Energia, trasporti ed elettronica sono il nuovo volto del Made in Italy. Questi i comparti che hanno portato la produzione industriale a segnare a dicembre un inatteso rialzo del 6,6% rispetto allo stesso mese del 2015, ovvero il migliore dato del 2010 (rispetto a novembre, la crescita è invece pari all’1,4%). Numerose le ragioni di questo balzo, dall’euro debole all’aumento dei consumi interni fino alla ripresa del prezzo del petrolio.
Il ritorno del barile sopra 50 dollari, grazie all’accordo tra i Paesi dell’Opec per un taglio congiunto della produzione, ha fatto sì che il comparto energetico fosse il settore di attività economica che ha registrato l’aumento più consistente dell’output: l’11,9%, percentuale che sale al 14,9% considerando nello specifico la fornitura di energia elettrica, gas, vapore ed aria. Seguono la fabbricazione di mezzi di trasporto (+12,2%) e la fabbricazione di computer, prodotti di elettronica e ottica, apparecchi elettromedicali, apparecchi di misurazione e orologi (+11,9%).

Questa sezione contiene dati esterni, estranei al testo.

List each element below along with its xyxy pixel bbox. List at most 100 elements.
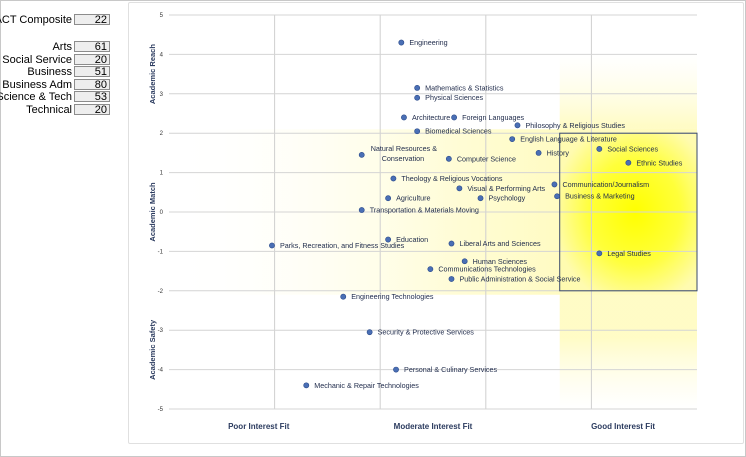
x-category-label: Poor Interest Fit xyxy=(228,422,290,431)
y-tick-label: 3 xyxy=(160,92,164,98)
data-point-label: Personal & Culinary Services xyxy=(404,365,497,374)
data-point xyxy=(448,276,455,282)
data-point-label: Visual & Performing Arts xyxy=(467,184,545,193)
y-tick-label: 0 xyxy=(160,210,164,216)
data-point xyxy=(596,146,603,152)
data-point xyxy=(596,250,603,257)
data-point-label: Computer Science xyxy=(457,154,516,163)
chart-gridlines xyxy=(169,14,698,410)
data-point xyxy=(269,242,275,249)
data-point xyxy=(393,366,399,373)
data-point-label: Social Sciences xyxy=(607,144,658,153)
data-point-label: English Language & Literature xyxy=(520,135,617,144)
data-point xyxy=(461,258,468,265)
data-point-label: Legal Studies xyxy=(607,249,651,258)
data-point-label: Mathematics & Statistics xyxy=(425,83,504,92)
score-label: ACT Composite xyxy=(0,14,72,26)
score-row-social-service: Social Service 20 xyxy=(0,54,118,66)
data-point xyxy=(551,181,558,188)
axis-labels: Academic Reach Academic Match Academic Saf… xyxy=(148,44,655,431)
score-label: Arts xyxy=(52,41,72,53)
score-row-science-tech: Science & Tech 53 xyxy=(0,91,118,103)
score-value: 80 xyxy=(74,79,110,91)
y-tick-label: -1 xyxy=(158,249,164,255)
data-point-label: Transportation & Materials Moving xyxy=(370,206,479,215)
data-point xyxy=(358,151,365,158)
data-point-label: Liberal Arts and Sciences xyxy=(459,239,541,248)
y-band-label: Academic Safety xyxy=(148,319,157,380)
data-point xyxy=(385,195,392,202)
data-points: Engineering Mathematics & StatisticsPhysi… xyxy=(269,38,683,390)
y-tick-label: 2 xyxy=(160,131,164,137)
score-row-technical: Technical 20 xyxy=(0,104,118,116)
data-point xyxy=(385,236,392,243)
y-tick-label: 4 xyxy=(160,52,164,58)
y-band-label: Academic Reach xyxy=(148,44,157,104)
data-point-label: Agriculture xyxy=(396,194,430,203)
score-row-act-composite: ACT Composite 22 xyxy=(0,14,118,26)
score-value: 20 xyxy=(74,54,110,66)
plot-background xyxy=(169,54,697,410)
data-point xyxy=(401,114,407,121)
data-point-label: Communication/Journalism xyxy=(562,180,649,189)
score-label: Science & Tech xyxy=(0,91,72,103)
data-point-label: History xyxy=(547,148,570,157)
data-point xyxy=(451,114,458,121)
data-point-label: Physical Sciences xyxy=(425,93,483,102)
y-tick-label: -5 xyxy=(158,407,164,413)
y-tick-label: -4 xyxy=(158,368,164,374)
y-tick-label: 1 xyxy=(160,171,164,177)
data-point xyxy=(358,207,365,213)
data-point-label: Mechanic & Repair Technologies xyxy=(314,381,419,390)
score-row-arts: Arts 61 xyxy=(0,41,118,53)
data-point xyxy=(427,266,434,273)
data-point xyxy=(445,155,452,162)
data-point xyxy=(366,329,373,336)
y-tick-label: 5 xyxy=(160,13,164,19)
y-axis-ticks: 5 4 3 2 1 0 -1 -2 -3 -4 -5 xyxy=(158,13,164,413)
data-point-label: Ethnic Studies xyxy=(636,158,682,167)
data-point-label: Communications Technologies xyxy=(438,265,536,274)
data-point xyxy=(514,122,521,129)
data-point xyxy=(625,159,632,166)
data-point-label: Human Sciences xyxy=(473,257,528,266)
score-label: Social Service xyxy=(2,54,72,66)
data-point xyxy=(477,195,484,202)
score-row-business-adm: Business Adm 80 xyxy=(0,79,118,91)
data-point-label: Parks, Recreation, and Fitness Studies xyxy=(280,241,405,250)
good-fit-box-outline xyxy=(559,132,698,292)
data-point xyxy=(340,293,347,300)
score-value: 20 xyxy=(74,104,110,116)
data-point xyxy=(398,39,405,46)
data-point-label: Security & Protective Services xyxy=(378,328,475,337)
data-point xyxy=(414,128,421,135)
y-tick-label: -3 xyxy=(158,328,164,334)
score-row-business: Business 51 xyxy=(0,66,118,78)
data-point xyxy=(509,136,516,143)
score-label: Business Adm xyxy=(2,79,72,91)
data-point-label: Philosophy & Religious Studies xyxy=(525,121,625,130)
score-value: 61 xyxy=(74,41,110,53)
data-point-label: Foreign Languages xyxy=(462,113,524,122)
data-point-label: Biomedical Sciences xyxy=(425,127,492,136)
data-point-label: Architecture xyxy=(412,113,450,122)
score-value: 22 xyxy=(74,14,110,26)
data-point xyxy=(414,84,421,91)
data-point-label: Engineering xyxy=(409,38,447,47)
data-point xyxy=(535,149,542,156)
data-point xyxy=(448,240,455,247)
score-value: 51 xyxy=(74,66,110,78)
data-point-label: Natural Resources & xyxy=(371,144,438,153)
data-point xyxy=(390,175,397,182)
chart-container: 5 4 3 2 1 0 -1 -2 -3 -4 -5 Engineering Mathematics … xyxy=(128,2,744,444)
data-point xyxy=(303,382,310,389)
score-label: Technical xyxy=(26,104,72,116)
score-label: Business xyxy=(27,66,72,78)
data-point-label: Public Administration & Social Service xyxy=(459,274,580,283)
data-point-label: Conservation xyxy=(382,154,424,163)
data-point xyxy=(554,193,560,200)
data-point-label: Engineering Technologies xyxy=(351,292,434,301)
score-value: 53 xyxy=(74,91,110,103)
y-band-label: Academic Match xyxy=(148,182,157,242)
data-point-label: Theology & Religious Vocations xyxy=(401,174,502,183)
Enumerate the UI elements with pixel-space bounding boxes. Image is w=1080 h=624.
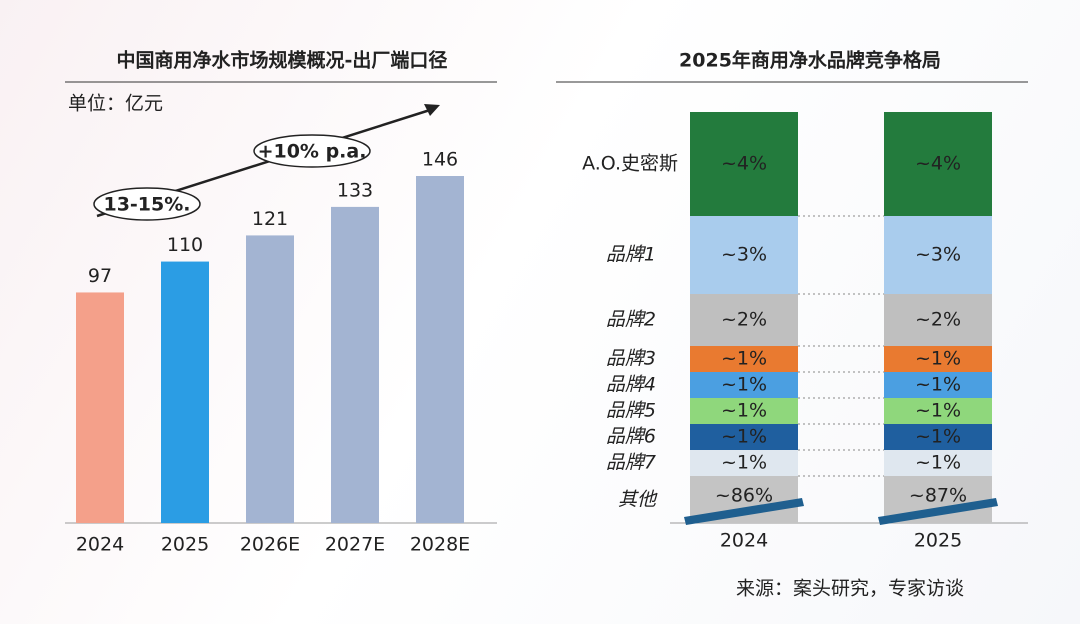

A frenare, a sorpresa, è l'abbigliamento
Quest’ultimo è un dato molto interessante, soprattutto se si considera che il settore tessile e la pelletteria sono l’unico comparto, insieme alla fabbricazione di coke e prodotti petroliferi raffinati, che registra un calo della produzione, accusando una flessione del 4,1%, legata in parte alla frenata dalla Cina. Ciò significa iniziare a scacciare lo spettro di un’Italia che produce solo scarpe e cinture e importa dall’Asia tutta l’elettronica da consumo. Soprattutto ora che venti di protezionismo soffiano sull’economia globale, emanciparsi in parte dalla dipendenza dall’estero per l’approvvigionamento di queste categorie di beni consentirebbe di attutire meglio la frenata impressa alla globalizzazione, oltre che costituire un volano incomparabile per il mondo della ricerca.
Cresce la domanda interna
Le spie del cambiamento erano comunque già nell’aria. Il mese scorso l’indice che misura la fiducia degli industriali era salito ai massimi da un anno e già a novembre i dati su ordini e fatturato avevano segnato un significativo aumento, salendo rispettivamente dell’1,5% e del 2,4% rispetto al mese precedente. A fare la differenza erano stati l’incremento degli investimenti interni e la crescita delle produzioni rivolte verso l’economia domestica, che avevano mostrato un andamento migliore rispetto a quelle verso l’estero. Quest’ultimo è un segnale assai incoraggiante, da una parte perché testimonia una crescita dei consumi degli italiani, dall’altra una minore dipendenza della nostra industria dalla domanda esterna. In tempi di rigurgiti protezionisti, occorrerà sapersi attrezzare e i presupposti per essere ottimisti sembrano esserci.